12 h 30 rue Lebrun. Parc Bellerive. Stationnement plein et on ne voit pas le fleuve. On continue, on prend rue Desmarteau, rue de l’enfance de Louise. Stationnement facilement trouvé. Ça fait un bien fou en comparaison à la journée d’hier. Louise dodo, moi je pars marcher au bord du fleuve. Je prends des photos pour montrer à Louise ce que le bord de l’eau est devenu.

13 h 30 : gouttes, Louise me conte (encore) son enfance et la chaloupe de son père.

15 h 15 on part vers l’hôpital, pour le suivi du lendemain de l’opération

15 h 30 : enregistrement, pas la bonne carte, autre carte, hésitation du préposé, pas le bon ophtalmologiste. Attente dans la grande salle.
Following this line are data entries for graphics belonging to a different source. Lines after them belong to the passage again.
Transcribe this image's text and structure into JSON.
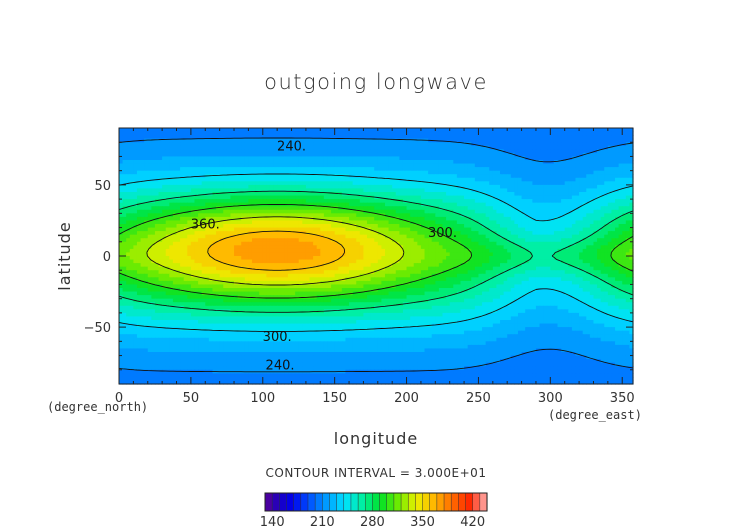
{
  "chart_data": {
    "type": "heatmap",
    "title": "outgoing longwave",
    "xlabel": "longitude",
    "ylabel": "latitude",
    "x_unit": "(degree_east)",
    "y_unit": "(degree_north)",
    "xlim": [
      0,
      357.5
    ],
    "ylim": [
      -90,
      90
    ],
    "x_ticks": [
      0,
      50,
      100,
      150,
      200,
      250,
      300,
      350
    ],
    "y_ticks": [
      -50,
      0,
      50
    ],
    "contour_interval_text": "CONTOUR INTERVAL = 3.000E+01",
    "contour_line_labels": [
      {
        "text": "240.",
        "lon": 120,
        "lat": 77
      },
      {
        "text": "360.",
        "lon": 60,
        "lat": 22
      },
      {
        "text": "300.",
        "lon": 225,
        "lat": 16
      },
      {
        "text": "300.",
        "lon": 110,
        "lat": -57
      },
      {
        "text": "240.",
        "lon": 112,
        "lat": -77
      }
    ],
    "colorbar": {
      "min": 130,
      "max": 440,
      "step": 10,
      "tick_labels": [
        "140",
        "210",
        "280",
        "350",
        "420"
      ]
    },
    "field_description": {
      "max_value": 380,
      "max_center_lon": 110,
      "max_center_lat": 5
    }
  }
}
16 h : gouttes, appel, une ophtalmo qui n’est pas Docteur Choremis. Voilée. Ricaneuse, parle peu et comprend mal français, mais très gentille. Tout est beau dit-elle, donne prochain rendez-vous : le 10 août, 10 h

16 h 15 : retour à l’accueil pour enregistrer rendez-vous l’ophtalmo revient : changement ce sera le jeudi 3 août donc après demain!

16 h 30 : départ

18 h arrivée, gouttes, souper, télé

21 h : dans le lit, gouttes, télé, tablette

22 h : dodo.

Voici en photos le récit qui raconte le bord du fleuve du temps de mon enfance et ce qu’il est devenu, un super beau parc.
Louise raconte :
« Je suis née sur la rue Lebrun en 1947 et à six ans, nous avons déménagé rue Desmarteau. Mon père a acheté une chaloupe et, à pied, il traversait la rue Notre-Dame, arrivait à la rue Bellerive très peu achalandée, passait sur une voie ferrée et se rendait au bord du fleuve. Il se faufilait à travers une brèche, lançait un trident pour récupérer sa chaloupe.

Jusqu’en 1966-1967 je dirais, il a pêché de la barbotte, de la perchaude, du brochet et quelquefois du doré. Plusieurs fois, ma mère a été vraiment inquiète. C’était en mai, l’eau était encore froide, c’était le soir, le vent se levait parfois et une fois il a réussi à accoster sur une des îles, en face (les îles de Boucherville) et il a attendu que le vent diminue. Pas de cellulaire à cette époque. “Priez pour votre père, qu’il revienne!” nous disait-elle. »

 De voir ce que le bord du fleuve de son enfance est devenu rend Louise émotive et fière. « Si je devais un jour demeurer à Montréal, ce serait ici, dans une de ces maisons. C’est beau, c’est tranquille. Bien sûr dans les années 50, ce n’était que de grands champs. Je jouais un peu plus loin, dans le parc Jeté. C’est tellement beau ce que Montréal a fait avec le parc de la Promenade-Bellerive. »

Voilà ce que j’avais envie de raconter en ce jour du 12 août, jour du livre québécois.